Kamara is on pace for 1,834 yards from scrimmage and a franchise-record 24 touchdowns.
Thomas is on pace for 140 catches (which would be three shy of Marvin Harrison's NFL record), 1,760 receiving yards and 10 touchdowns.
"I like the way that we have continued to improve each and every week, have continued to find different ways to win. And, man, we're having fun doing it too," Brees said with a big smile on his face after a victory that obviously felt a little more special than most.
The Saints squandered an early 35-14 lead. But Brees said there was no "panic or getting tight" after the Rams tied the game at 35 early in the fourth quarter. Just "taking care of business."
"That's what I love so much, just being a guy who's toward the end of my career, just being able to watch guys have this much fun and just staying in the moment," Brees continued. "When you have a team that cares about one another and wants to win for one another, that's a tough bond to ever break. And it's a feeling where, no matter what the circumstances in a game, you feel like you're gonna win."
The 72-yard touchdown pass to Thomas was a perfect illustration of how Payton and Brees were able to take advantage of their two great weapons.
Two defenders crashed down on Kamara on the third-down play, leaving Thomas in single coverage against cornerback Marcus Peters. And Brees made the Rams pay for that decision.
"They're standing next to each other, so as you're looking at it you feel like they're gonna double somebody, you just don't know which one it is," Brees said. "But the minute the ball was snapped, I felt like, 'OK, Kamara's doubled, Mike's singled, Mike's by him, here we go.'"
Brees was asked if defenses tend to sleep on Thomas' downfield ability since he is such a big, physical receiver at 6-foot-3 and 212 pounds.
"Yeah," Brees said. "Listen, he can do everything.

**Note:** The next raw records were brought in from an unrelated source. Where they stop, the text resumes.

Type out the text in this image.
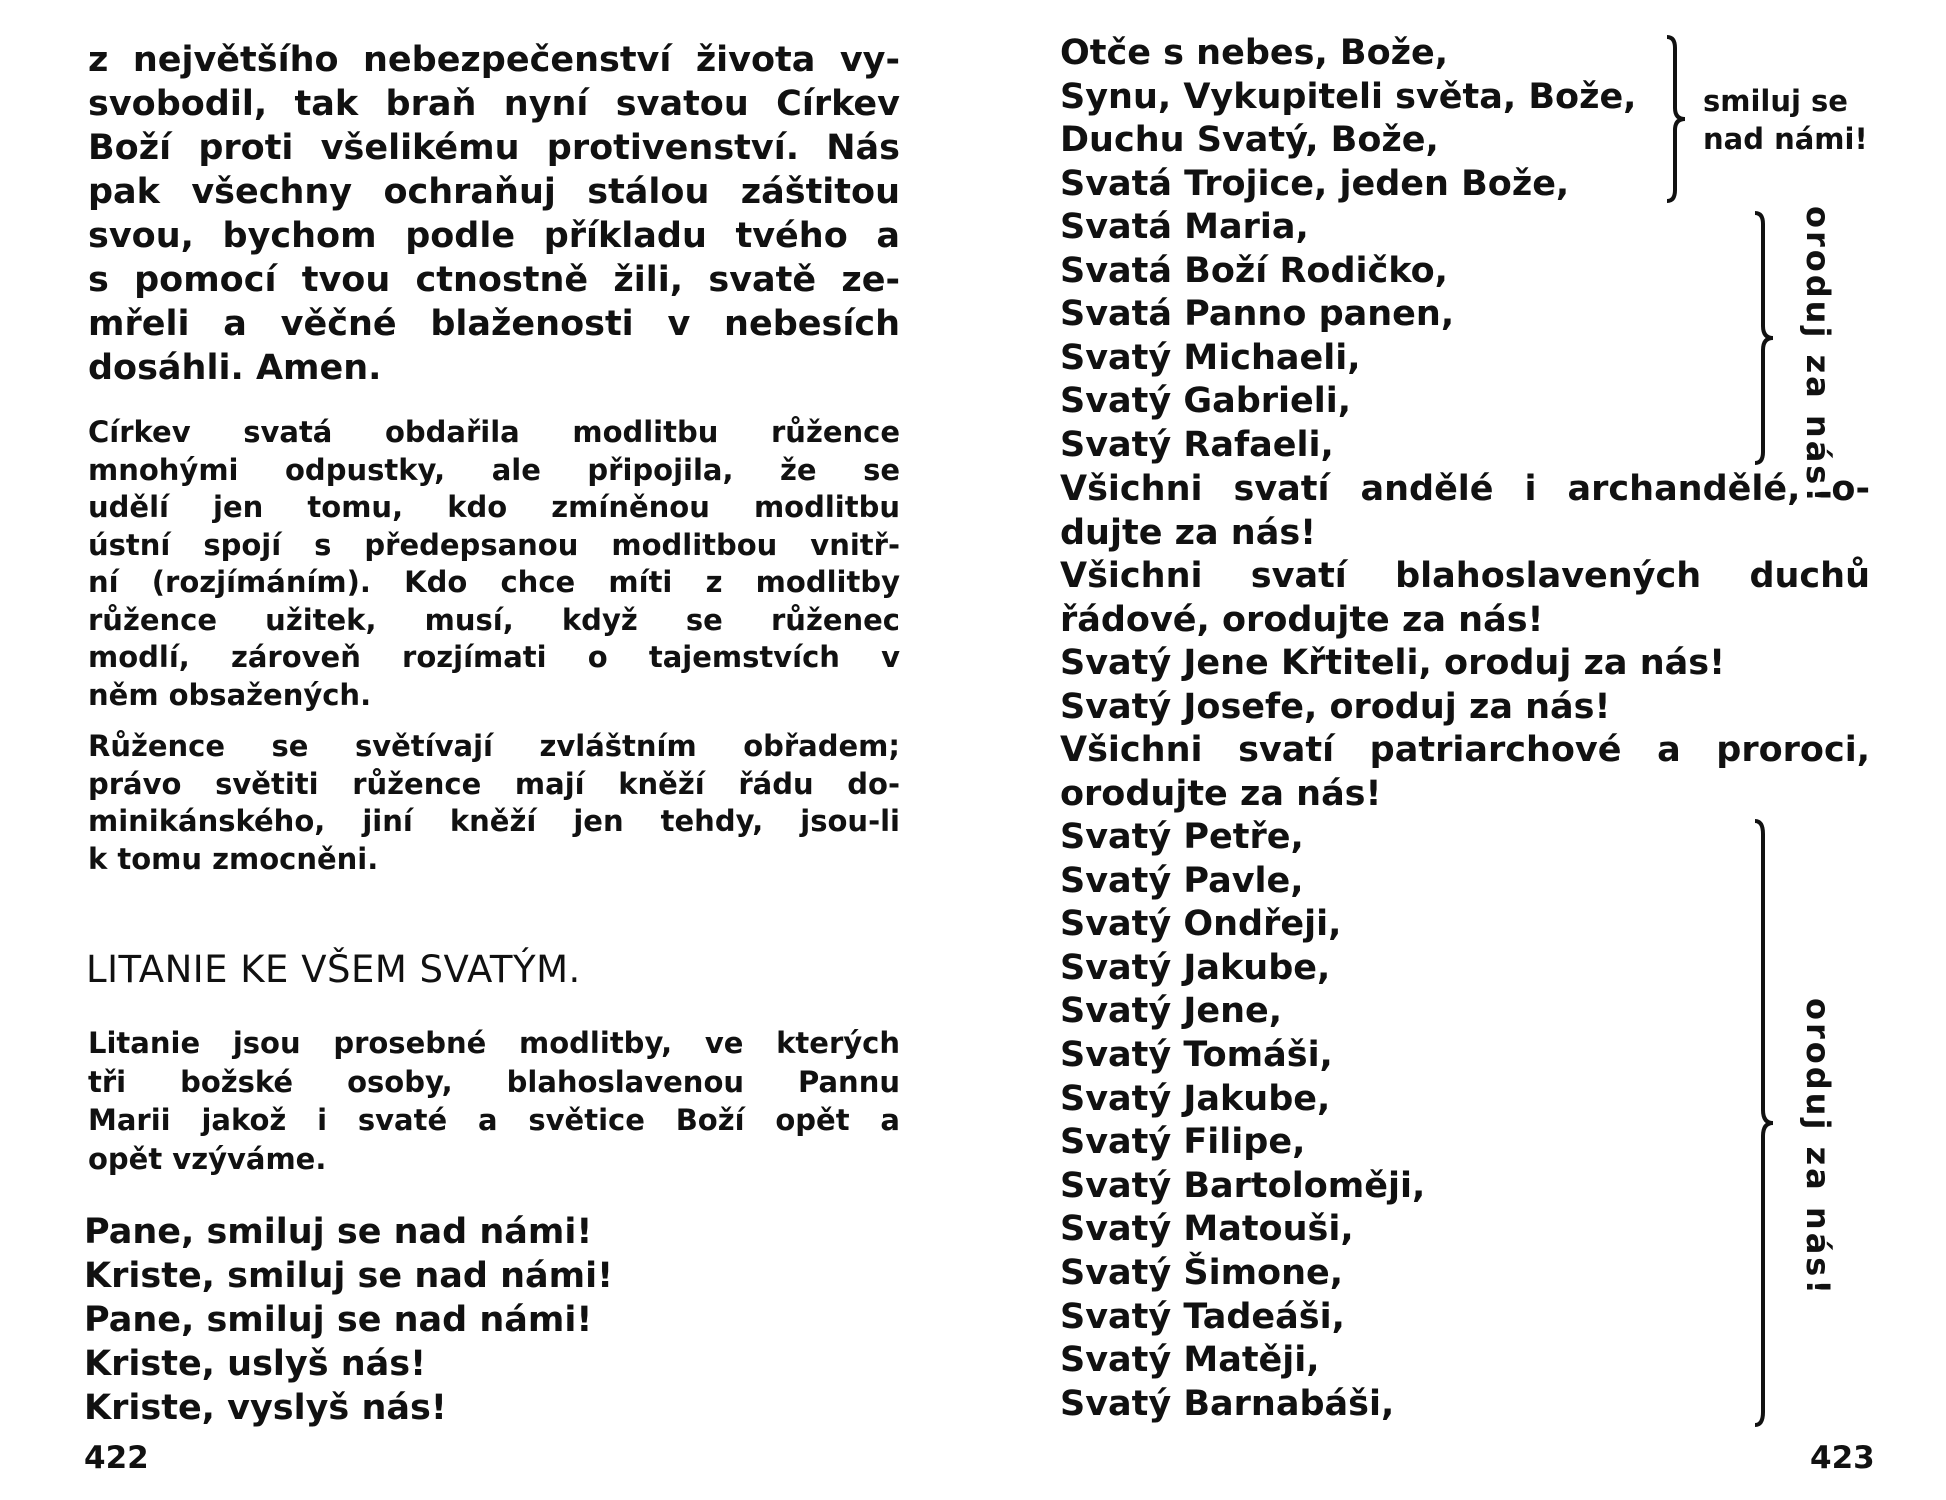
z největšího nebezpečenství života vy-
svobodil, tak braň nyní svatou Církev
Boží proti všelikému protivenství. Nás
pak všechny ochraňuj stálou záštitou
svou, bychom podle příkladu tvého a
s pomocí tvou ctnostně žili, svatě ze-
mřeli a věčné blaženosti v nebesích
dosáhli. Amen.

Církev svatá obdařila modlitbu růžence
mnohými odpustky, ale připojila, že se
udělí jen tomu, kdo zmíněnou modlitbu
ústní spojí s předepsanou modlitbou vnitř-
ní (rozjímáním). Kdo chce míti z modlitby
růžence užitek, musí, když se růženec
modlí, zároveň rozjímati o tajemstvích v
něm obsažených.

Růžence se světívají zvláštním obřadem;
právo světiti růžence mají kněží řádu do-
minikánského, jiní kněží jen tehdy, jsou-li
k tomu zmocněni.

LITANIE KE VŠEM SVATÝM.

Litanie jsou prosebné modlitby, ve kterých
tři božské osoby, blahoslavenou Pannu
Marii jakož i svaté a světice Boží opět a
opět vzýváme.

Pane, smiluj se nad námi!
Kriste, smiluj se nad námi!
Pane, smiluj se nad námi!
Kriste, uslyš nás!
Kriste, vyslyš nás!

422

Otče s nebes, Bože,
Synu, Vykupiteli světa, Bože,
Duchu Svatý, Bože,
Svatá Trojice, jeden Bože,

smiluj se
nad námi!

Svatá Maria,
Svatá Boží Rodičko,
Svatá Panno panen,
Svatý Michaeli,
Svatý Gabrieli,
Svatý Rafaeli,	oroduj za nás!

Všichni svatí andělé i archandělé, o-
dujte za nás!

Všichni svatí blahoslavených duchů
řádové, orodujte za nás!

Svatý Jene Křtiteli, oroduj za nás!

Svatý Josefe, oroduj za nás!

Všichni svatí patriarchové a proroci,
orodujte za nás!

Svatý Petře,
Svatý Pavle,
Svatý Ondřeji,
Svatý Jakube,
Svatý Jene,
Svatý Tomáši,
Svatý Jakube,
Svatý Filipe,
Svatý Bartoloměji,
Svatý Matouši,
Svatý Šimone,
Svatý Tadeáši,
Svatý Matěji,
Svatý Barnabáši,

oroduj za nás!

423
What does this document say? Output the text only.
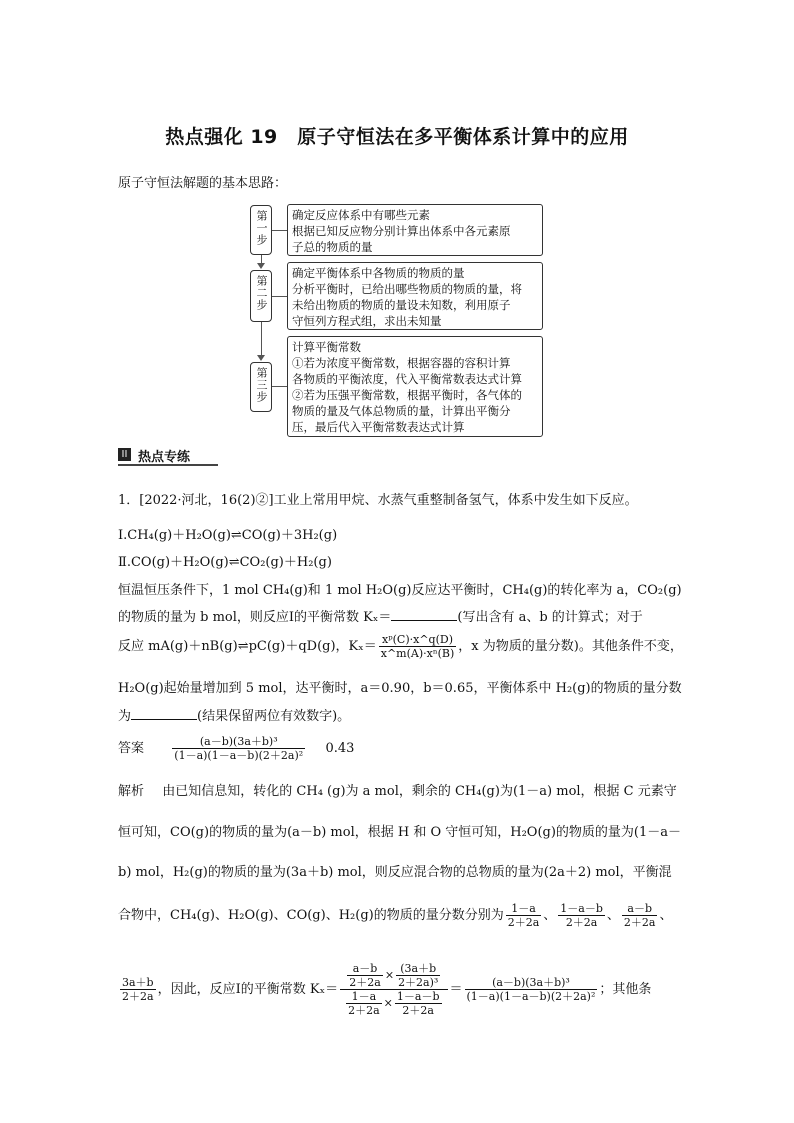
热点强化 19　原子守恒法在多平衡体系计算中的应用
原子守恒法解题的基本思路：
第一步	确定反应体系中有哪些元素
根据已知反应物分别计算出体系中各元素原
子总的物质的量
第二步
确定平衡体系中各物质的物质的量
分析平衡时，已给出哪些物质的物质的量，将
未给出物质的物质的量设未知数，利用原子
守恒列方程式组，求出未知量
第三步
计算平衡常数
①若为浓度平衡常数，根据容器的容积计算
各物质的平衡浓度，代入平衡常数表达式计算
②若为压强平衡常数，根据平衡时，各气体的
物质的量及气体总物质的量，计算出平衡分
压，最后代入平衡常数表达式计算
II 热点专练
1．[2022·河北，16(2)②]工业上常用甲烷、水蒸气重整制备氢气，体系中发生如下反应。
Ⅰ.CH₄(g)＋H₂O(g)⇌CO(g)＋3H₂(g)
Ⅱ.CO(g)＋H₂O(g)⇌CO₂(g)＋H₂(g)
恒温恒压条件下，1 mol CH₄(g)和 1 mol H₂O(g)反应达平衡时，CH₄(g)的转化率为 a，CO₂(g)
的物质的量为 b mol，则反应Ⅰ的平衡常数 Kₓ＝	(写出含有 a、b 的计算式；对于
反应 mA(g)＋nB(g)⇌pC(g)＋qD(g)，$K_x= \frac{\text{xᵖ(C)·x\textasciicircum{}q(D)}}{\text{x\textasciicircum{}m(A)·xⁿ(B)}}$ ，x 为物质的量分数)。其他条件不变，
H₂O(g)起始量增加到 5 mol，达平衡时，a＝0.90，b＝0.65，平衡体系中 H₂(g)的物质的量分数
为	(结果保留两位有效数字)。
答案	$\frac{\text{(a－b)(3a＋b)³}}{\text{(1－a)(1－a－b)(2＋2a)²}} 0.43$
解析 由已知信息知，转化的 CH₄ (g)为 a mol，剩余的 CH₄(g)为(1－a) mol，根据 C 元素守
恒可知，CO(g)的物质的量为(a－b) mol，根据 H 和 O 守恒可知，H₂O(g)的物质的量为(1－a－
b) mol，H₂(g)的物质的量为(3a＋b) mol，则反应混合物的总物质的量为(2a＋2) mol，平衡混
合物中，CH₄(g)、H₂O(g)、CO(g)、H₂(g)的物质的量分数分别为 $\frac{1-a}{2+2a}$ 、 $\frac{1-a-b}{2+2a}$ 、 $\frac{a-b}{2+2a}$ 、
$\frac{3a+b}{2+2a}$ ，因此，反应Ⅰ的平衡常数 $K_x= \frac{\frac{a-b}{2+2a} \times \frac{(3a+b}{\text{2＋2a)³}}}{\frac{1-a}{2+2a} \times \frac{1-a-b}{2+2a}} = \frac{\text{(a－b)(3a＋b)³}}{\text{(1－a)(1－a－b)(2＋2a)²}}$ ；其他条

And I think a lot of times corners may get a little frustrated with him and just as physical he is with a lot of the intermediate stuff. So when they start playing underneath him, that's when we have opportunities to push the ball down the field to him, which is what happened with him there at the end of the game."
As for Kamara, he is even more of a matchup nightmare for defenses because of his combination of speed and physicality as both a runner and receiver at 5-foot-10 and 215 pounds.
Kamara has what Brees called an "uncanny" ability to make defenders miss, whether he is powering through tackles or slipping between them. He did it several times on Sunday, especially on his 11-yard touchdown run on the opening drive.
Center Max Unger said that as a blocker, "Whenever Alvin has the ball in his hands, it's 'full-tilt go,' because he can get out of so many situations."
And Payton loves being able to have Kamara's versatility at his disposal.
"Well, there is flexibility. And it depends largely on who we put on the field with him," Payton said. "In other words, if I put a tight end and [running back] Mark Ingram and [fullback] Zach Line and Mike Thomas and Alvin, there's a better than good chance they're gonna treat him as the Z receiver. And then there's times we'll put him on the field with Mark and a couple other receivers and a tight end, and they're probably gonna treat him as the nickel or third receiver.
"So in each of these personnel groupings, the plan has to have a starting point relative to what we hope to get coverage-wise. The play we hit yesterday was a man scheme where these guys did a ton of 'double here, double there, single the rest of the players.' And the underneath coverage jumped on Alvin, and Drew did a great job seeing the vertical route by Mike."
That's when Thomas left Peters in the dust -- and the Saints did the same thing to the rest of the NFL's marquee offenses.